Selfishness - Life's Slot Machine: Sermon Guide

Selfishness - Life's Slot Machine: Sermon Guide Hero Image Selfishness - Life's Slot Machine: Sermon Guide Hero Image

The following blog post contains notes and application questions from the message "Selfishness: Life's Slot Machine" Watch the full message here.

Summary

Adam Tarnow teaches us about the negative equity game of selfishness. We think selfishness will give to us—we think we can win—but in the end, it only takes. All of us struggle with selfishness. Using Matthew 20: 1-28, Adam shows us three things selfishness robs us of: contentment, empathy, and true greatness.

Key Takeaways

Selfishness Robs Us of Contentment

Selfishness leads us to being discontent; it’s a negative equity game, it always robs from us. People who always seem grateful and happy are less selfish because their perspective—what they focus on—is on what they have.

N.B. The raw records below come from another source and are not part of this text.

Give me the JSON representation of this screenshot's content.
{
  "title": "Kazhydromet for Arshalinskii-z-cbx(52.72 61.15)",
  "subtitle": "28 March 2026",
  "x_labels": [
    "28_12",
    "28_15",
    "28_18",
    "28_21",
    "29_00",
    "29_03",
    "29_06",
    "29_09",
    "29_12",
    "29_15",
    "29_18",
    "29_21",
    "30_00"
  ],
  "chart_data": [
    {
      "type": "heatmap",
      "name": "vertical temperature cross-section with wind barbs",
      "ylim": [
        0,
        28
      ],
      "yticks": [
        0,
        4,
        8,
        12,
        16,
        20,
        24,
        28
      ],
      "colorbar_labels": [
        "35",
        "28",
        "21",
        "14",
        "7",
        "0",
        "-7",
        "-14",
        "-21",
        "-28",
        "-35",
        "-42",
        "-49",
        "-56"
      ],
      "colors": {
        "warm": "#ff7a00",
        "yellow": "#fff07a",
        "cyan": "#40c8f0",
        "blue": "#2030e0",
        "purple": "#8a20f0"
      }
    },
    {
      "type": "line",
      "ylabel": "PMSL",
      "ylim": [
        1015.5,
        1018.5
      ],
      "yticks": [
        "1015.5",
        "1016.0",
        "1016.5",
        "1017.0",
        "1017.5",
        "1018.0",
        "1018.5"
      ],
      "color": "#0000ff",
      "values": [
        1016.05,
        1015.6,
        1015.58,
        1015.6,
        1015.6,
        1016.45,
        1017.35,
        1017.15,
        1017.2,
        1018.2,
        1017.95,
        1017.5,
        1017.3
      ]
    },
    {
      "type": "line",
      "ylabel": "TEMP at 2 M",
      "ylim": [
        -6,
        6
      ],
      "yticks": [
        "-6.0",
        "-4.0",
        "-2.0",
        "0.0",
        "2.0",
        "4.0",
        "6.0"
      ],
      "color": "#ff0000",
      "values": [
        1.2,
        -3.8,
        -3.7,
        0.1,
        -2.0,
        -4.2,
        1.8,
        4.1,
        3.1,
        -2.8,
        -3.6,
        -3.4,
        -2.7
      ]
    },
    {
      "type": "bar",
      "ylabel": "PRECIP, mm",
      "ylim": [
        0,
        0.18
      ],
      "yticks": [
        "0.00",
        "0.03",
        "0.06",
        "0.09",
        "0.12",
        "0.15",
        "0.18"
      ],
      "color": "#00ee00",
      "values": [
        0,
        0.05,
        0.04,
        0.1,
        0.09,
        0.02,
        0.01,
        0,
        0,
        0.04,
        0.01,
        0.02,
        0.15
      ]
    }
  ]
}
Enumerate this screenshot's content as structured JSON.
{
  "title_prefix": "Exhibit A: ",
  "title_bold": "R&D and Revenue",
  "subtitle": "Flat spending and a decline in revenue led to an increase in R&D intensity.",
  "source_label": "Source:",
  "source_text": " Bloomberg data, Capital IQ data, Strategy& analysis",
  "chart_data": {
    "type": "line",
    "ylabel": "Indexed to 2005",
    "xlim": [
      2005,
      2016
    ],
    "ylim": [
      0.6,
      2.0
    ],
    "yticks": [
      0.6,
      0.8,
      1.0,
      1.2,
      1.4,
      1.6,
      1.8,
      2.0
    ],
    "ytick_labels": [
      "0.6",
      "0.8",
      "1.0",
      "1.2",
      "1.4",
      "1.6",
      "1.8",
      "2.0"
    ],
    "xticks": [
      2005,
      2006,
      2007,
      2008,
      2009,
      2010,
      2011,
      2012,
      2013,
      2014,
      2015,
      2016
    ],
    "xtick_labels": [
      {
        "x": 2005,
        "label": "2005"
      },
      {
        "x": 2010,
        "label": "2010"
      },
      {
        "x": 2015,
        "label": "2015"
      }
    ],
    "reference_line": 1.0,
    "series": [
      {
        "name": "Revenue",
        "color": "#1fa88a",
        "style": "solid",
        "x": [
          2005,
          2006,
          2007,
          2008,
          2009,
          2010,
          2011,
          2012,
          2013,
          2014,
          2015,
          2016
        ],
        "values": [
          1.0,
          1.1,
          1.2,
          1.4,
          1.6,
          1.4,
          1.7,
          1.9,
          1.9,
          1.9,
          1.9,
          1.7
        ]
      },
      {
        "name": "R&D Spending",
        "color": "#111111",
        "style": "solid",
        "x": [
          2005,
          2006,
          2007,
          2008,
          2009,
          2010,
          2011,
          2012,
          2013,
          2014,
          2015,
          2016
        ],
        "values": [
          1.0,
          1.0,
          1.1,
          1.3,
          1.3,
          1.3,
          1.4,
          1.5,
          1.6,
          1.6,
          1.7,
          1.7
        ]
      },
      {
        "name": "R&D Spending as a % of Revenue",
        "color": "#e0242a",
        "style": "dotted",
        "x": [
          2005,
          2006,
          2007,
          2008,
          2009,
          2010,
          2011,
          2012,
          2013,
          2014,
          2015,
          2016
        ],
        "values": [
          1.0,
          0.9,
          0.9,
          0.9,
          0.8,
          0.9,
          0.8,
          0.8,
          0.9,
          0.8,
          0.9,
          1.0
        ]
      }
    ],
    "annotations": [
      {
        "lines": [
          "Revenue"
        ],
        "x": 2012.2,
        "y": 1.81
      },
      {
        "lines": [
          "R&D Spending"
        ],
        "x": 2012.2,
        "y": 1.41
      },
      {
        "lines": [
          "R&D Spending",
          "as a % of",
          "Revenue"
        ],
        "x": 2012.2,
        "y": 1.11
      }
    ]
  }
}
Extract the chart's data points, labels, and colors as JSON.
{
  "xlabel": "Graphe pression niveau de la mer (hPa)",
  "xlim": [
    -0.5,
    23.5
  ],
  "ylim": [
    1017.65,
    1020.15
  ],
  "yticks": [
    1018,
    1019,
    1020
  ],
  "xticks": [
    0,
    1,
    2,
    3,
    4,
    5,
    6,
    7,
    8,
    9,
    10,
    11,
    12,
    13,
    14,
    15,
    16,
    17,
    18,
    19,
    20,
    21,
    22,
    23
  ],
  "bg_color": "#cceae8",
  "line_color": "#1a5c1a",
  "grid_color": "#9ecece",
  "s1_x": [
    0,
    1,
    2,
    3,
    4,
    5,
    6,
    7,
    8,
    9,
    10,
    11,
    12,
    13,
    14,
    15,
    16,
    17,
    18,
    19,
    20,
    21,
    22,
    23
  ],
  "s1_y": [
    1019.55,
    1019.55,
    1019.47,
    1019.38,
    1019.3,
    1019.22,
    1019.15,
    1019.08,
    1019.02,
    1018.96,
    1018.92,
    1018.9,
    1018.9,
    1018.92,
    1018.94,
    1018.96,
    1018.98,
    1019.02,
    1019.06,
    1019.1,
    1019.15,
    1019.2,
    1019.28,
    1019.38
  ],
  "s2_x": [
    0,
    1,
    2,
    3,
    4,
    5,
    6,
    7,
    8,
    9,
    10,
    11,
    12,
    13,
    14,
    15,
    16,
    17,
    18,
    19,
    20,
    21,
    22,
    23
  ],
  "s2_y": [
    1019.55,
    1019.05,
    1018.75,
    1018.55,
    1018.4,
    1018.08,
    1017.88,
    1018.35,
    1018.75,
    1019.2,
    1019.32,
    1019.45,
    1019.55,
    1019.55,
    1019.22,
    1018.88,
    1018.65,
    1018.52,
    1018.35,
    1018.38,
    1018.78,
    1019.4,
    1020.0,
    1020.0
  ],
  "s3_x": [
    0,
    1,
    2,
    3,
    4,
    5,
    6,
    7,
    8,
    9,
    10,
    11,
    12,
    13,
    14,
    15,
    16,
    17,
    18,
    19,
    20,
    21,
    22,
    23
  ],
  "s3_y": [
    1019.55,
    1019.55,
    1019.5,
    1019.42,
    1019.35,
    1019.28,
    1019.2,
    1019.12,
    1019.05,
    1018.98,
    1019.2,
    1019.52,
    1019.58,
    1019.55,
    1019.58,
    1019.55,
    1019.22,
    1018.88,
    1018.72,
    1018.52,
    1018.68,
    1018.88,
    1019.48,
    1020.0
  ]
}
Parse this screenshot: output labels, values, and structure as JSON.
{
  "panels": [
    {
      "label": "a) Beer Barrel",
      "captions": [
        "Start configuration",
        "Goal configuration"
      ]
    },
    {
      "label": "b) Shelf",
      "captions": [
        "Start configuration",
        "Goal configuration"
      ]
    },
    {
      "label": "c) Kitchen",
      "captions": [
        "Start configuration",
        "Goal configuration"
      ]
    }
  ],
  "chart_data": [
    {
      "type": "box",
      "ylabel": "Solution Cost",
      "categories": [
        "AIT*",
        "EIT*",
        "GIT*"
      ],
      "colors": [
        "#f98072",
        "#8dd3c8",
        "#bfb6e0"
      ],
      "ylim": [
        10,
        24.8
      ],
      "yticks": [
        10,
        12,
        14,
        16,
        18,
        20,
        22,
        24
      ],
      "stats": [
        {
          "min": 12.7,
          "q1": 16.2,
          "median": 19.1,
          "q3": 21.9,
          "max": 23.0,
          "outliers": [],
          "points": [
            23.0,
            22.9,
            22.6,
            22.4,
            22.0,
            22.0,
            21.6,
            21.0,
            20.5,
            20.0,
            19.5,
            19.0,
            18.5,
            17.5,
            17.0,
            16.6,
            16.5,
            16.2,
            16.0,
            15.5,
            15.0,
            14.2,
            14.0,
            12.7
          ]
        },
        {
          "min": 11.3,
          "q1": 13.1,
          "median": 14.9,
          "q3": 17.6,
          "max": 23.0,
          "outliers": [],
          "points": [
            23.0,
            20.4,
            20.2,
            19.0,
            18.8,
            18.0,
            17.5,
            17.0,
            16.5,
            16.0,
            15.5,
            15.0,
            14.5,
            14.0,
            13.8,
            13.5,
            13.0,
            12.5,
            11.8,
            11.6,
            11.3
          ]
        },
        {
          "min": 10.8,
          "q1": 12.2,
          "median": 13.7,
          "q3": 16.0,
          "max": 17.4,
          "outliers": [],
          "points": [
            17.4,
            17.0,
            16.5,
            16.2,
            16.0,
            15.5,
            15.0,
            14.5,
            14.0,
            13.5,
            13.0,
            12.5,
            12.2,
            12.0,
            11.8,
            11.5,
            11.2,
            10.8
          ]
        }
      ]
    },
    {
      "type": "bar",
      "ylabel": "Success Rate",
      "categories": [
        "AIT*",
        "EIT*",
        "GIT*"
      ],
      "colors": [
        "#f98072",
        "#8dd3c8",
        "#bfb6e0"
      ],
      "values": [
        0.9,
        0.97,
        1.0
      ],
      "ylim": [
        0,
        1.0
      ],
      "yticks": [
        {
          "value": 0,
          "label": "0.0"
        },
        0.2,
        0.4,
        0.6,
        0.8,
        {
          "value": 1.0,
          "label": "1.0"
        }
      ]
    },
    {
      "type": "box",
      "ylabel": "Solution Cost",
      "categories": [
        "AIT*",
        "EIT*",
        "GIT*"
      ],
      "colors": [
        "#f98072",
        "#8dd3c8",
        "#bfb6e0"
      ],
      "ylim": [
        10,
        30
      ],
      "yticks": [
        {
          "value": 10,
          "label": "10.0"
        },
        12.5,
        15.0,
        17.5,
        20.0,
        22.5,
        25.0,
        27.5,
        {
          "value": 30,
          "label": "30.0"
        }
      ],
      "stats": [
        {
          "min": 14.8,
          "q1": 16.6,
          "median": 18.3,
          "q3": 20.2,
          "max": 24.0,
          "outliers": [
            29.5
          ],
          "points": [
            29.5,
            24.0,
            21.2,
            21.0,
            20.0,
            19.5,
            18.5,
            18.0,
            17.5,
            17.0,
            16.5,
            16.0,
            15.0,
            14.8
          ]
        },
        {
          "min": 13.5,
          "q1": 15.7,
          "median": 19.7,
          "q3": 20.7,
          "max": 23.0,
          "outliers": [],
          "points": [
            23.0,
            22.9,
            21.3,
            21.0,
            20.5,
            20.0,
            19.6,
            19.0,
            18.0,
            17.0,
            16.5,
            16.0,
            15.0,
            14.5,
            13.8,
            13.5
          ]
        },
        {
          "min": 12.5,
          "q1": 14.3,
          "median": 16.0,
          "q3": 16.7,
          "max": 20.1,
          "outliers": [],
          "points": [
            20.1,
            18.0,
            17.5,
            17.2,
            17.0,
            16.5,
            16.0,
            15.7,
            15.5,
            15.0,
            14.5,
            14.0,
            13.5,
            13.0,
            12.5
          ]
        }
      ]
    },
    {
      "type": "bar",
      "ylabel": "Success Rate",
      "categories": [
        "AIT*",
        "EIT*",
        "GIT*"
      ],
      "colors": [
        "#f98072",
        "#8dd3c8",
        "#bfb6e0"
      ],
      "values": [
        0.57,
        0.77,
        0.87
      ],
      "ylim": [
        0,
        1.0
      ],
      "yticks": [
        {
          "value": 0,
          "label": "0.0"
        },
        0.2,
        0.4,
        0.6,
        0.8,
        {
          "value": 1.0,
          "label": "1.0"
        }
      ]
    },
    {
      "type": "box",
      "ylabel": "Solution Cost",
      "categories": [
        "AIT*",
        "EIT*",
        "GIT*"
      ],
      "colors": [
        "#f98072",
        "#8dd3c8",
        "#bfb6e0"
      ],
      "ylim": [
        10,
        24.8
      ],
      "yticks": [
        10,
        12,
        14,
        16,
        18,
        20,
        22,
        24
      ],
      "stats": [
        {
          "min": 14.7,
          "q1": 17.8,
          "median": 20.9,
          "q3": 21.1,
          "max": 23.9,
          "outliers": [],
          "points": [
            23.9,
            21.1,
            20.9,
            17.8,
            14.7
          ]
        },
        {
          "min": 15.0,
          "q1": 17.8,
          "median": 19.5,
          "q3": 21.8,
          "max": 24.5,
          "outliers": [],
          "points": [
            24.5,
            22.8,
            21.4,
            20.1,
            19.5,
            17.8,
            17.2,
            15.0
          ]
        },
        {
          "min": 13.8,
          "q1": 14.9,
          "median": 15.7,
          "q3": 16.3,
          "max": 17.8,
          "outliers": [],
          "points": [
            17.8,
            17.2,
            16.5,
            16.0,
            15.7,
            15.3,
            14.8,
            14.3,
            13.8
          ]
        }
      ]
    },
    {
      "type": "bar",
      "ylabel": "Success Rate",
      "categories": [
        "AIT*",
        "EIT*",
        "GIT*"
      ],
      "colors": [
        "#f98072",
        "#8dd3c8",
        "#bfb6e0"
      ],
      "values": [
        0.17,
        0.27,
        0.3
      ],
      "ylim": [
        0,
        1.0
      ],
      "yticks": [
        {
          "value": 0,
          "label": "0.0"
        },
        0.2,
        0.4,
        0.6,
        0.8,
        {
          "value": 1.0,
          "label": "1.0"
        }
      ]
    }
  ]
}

  • Focus on what you don’t have = discontentment
  • Focus on what you have = gratitude

Selfishness Robs Us of Empathy

Empathy is the ability to change your perspective and put it on someone else. When we are being selfish and we are robbed of empathy, it makes us:

  • Marginal friends – we only want to be surrounded by easy people
  • Mediocre spouses – we think everything is our spouses fault
  • Mildly awkward – we become conversation robbers and turn every conversation toward ourselves

Empathy is required if we are going to love people

Selfishness Robs Us of True Greatness

True greatness doesn’t come from being the best, it comes from giving the most. Leadership is taking initiative for the benefit of others.

Questions for Reflection & Discussion

  • Are you more prone to focus on what you have or don’t have? For the next seven days, every day, write down three things you have and are grateful for.
  • What’s one way you can be more empathetic? Read Philippians 2:3-4, Colossians 3:12-17, and Ephesians 4:1-3 and use those Scriptures to help you identify how you can grow in empathy.
  • How can you lead—take initiative for the benefit of others—in your spheres of influence (home/family, work, neighborhood, community group)?